Something horribly specific came down on her.
FAVELA DE PIRAMBÚ: The coldness of the metal, its weight, like a tumescent organ …
Nelson had passed the afternoon at the Bar — the marshy estuary of the River Ceará—on the bank of a lagoon where the women of Pirambú went to do any washing people were prepared to give them. With the water halfway up their thighs, the washerwomen were beating red linen with heavy blows of their paddles. Their bottoms were sticking out toward him, their damp dresses clinging to them. A little farther away naked children were playing football with a tin can. Nelson saw neither the dead pig, swollen to bursting-point on the sand a few yards away from the other women getting water for the kitchen, nor the flies, nor the desolate appearance of the pool teeming with death in all its infinitesimal forms.
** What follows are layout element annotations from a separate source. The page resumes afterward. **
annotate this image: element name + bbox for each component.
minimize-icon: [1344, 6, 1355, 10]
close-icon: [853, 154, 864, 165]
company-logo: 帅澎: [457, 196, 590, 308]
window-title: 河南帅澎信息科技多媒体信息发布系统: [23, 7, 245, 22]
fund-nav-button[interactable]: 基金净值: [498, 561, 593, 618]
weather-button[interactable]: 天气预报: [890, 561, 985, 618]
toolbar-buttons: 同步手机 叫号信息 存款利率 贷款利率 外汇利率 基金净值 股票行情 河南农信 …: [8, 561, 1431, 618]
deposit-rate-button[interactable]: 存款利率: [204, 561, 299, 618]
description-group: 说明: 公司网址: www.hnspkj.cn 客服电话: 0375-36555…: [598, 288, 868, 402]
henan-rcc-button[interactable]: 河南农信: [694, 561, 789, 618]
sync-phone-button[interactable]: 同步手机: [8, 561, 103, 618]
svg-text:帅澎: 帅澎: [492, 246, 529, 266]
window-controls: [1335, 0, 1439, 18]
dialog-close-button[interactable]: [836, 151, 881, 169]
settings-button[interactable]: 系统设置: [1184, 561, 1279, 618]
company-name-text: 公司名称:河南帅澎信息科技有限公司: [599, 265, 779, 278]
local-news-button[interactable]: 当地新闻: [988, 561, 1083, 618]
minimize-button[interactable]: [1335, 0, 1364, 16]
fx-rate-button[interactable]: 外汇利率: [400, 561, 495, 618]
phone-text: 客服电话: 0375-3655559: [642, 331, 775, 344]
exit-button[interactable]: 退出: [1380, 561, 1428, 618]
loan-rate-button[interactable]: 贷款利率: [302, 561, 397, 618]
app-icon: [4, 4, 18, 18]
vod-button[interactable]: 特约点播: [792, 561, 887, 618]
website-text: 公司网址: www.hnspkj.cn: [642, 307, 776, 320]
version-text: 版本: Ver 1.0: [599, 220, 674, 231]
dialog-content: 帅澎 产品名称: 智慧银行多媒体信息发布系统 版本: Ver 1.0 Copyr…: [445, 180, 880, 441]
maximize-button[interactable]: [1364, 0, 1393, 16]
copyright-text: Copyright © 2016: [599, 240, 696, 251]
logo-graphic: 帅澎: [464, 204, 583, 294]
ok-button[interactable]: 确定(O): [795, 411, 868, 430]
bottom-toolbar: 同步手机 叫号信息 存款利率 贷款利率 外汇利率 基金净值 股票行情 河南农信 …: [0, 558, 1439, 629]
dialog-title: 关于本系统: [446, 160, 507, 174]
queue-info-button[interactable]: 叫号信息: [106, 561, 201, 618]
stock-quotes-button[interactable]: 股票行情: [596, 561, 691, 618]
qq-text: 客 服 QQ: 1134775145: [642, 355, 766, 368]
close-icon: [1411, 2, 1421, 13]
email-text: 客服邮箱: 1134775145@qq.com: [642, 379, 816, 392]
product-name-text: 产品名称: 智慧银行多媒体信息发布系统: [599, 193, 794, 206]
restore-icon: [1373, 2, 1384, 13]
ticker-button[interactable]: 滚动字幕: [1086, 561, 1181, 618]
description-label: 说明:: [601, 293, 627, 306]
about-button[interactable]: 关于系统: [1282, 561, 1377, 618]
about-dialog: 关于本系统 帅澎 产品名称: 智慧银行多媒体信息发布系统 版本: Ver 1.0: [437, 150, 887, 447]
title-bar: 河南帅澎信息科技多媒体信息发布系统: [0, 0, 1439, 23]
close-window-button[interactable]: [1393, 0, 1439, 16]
It was life such as he had always known it and he was sad to have to leave it behind, however worthless it might seem. He was moved, too, by the memory of Moéma. He was madly in love with his Princess who had come from nowhere and never ceased imagining the moment when he would see her again.
When he went back home, at sunset, a word from Uncle Zé or Moéma would have been enough for him to give up the idea. He felt alone and spoke to the soap and the iron bar, hoping for a sign that would tip the scales once and for all. With nothing better to do and to help him weigh up the two sides of his dilemma, he dug up the plastic bag.